If Eliza felt anything upon that revelation, she did not show it. Well, other than the way her hand wavered as she took a sip of wine. He took some satisfaction in that. He didn’t want to be the only one walloped by the news. And he wanted some indication that she cared for him—although what the devil he could do with her affection, he knew not.
As she coolly and calmly absorbed the news and drank her wine, he relived the moment in Lady Althea’s drawing room when the earth shook everything off balance, the heavens opened up to rain down curses, and life as he’d known it came to a grinding, screeching halt.
Lady Althea had smiled so warmly with her fiery red mouth.
“A baby, Wycliff. Your baby.” He couldn’t breathe.
“Where is it?” he asked. He looked around stupidly, as if it might be tucked in a corner somewhere. But by now it wouldn’t be a baby, but a small brat of ten years.
“He. He is away at boarding school,” she said, smoothing out invisible wrinkles in her silk skirts.
“Send for him at once,” he had said in the clipped tones of an angry duke. He wanted to see this child that was supposedly his. Not that he could do anything about it, for it would have the Shackley name.
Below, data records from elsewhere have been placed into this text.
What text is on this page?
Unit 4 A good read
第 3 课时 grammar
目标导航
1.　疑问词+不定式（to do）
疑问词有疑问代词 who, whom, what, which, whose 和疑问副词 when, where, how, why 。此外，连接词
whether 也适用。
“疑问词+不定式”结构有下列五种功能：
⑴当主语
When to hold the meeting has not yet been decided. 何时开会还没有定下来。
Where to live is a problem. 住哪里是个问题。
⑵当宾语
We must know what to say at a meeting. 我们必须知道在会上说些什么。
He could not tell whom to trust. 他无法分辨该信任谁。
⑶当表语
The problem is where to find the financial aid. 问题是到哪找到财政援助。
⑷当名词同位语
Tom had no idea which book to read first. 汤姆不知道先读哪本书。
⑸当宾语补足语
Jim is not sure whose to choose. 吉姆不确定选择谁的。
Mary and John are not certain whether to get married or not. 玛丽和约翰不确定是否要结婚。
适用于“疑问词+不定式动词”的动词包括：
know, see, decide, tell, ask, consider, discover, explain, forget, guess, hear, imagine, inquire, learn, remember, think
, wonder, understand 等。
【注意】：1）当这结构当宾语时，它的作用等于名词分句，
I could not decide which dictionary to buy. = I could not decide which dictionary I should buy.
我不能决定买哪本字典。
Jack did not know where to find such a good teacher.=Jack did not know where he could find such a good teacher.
His child. Another man’s name. How many Wycliff spawn were alive and kicking in England? Many more than the Digby family Bible recorded.
A child that was his but not his. Such a typical Wycliff thing to do, but had it burned and rankled the other dukes thus? He had scowled so violently even Althea was taken aback
“I cannot send for him now,” she said, recovering. “It’s in the middle of the school term and the headmaster is quite strict.”
“Then I’ll go to him,” Wycliff answered testily. He’d never bothered with the rules of headmasters before. Now wasn’t the time to start. “Apparently, I have a son, Althea. That means something.”
A son. The dukedom was this inanimate thing. A son—that was his own flesh and blood.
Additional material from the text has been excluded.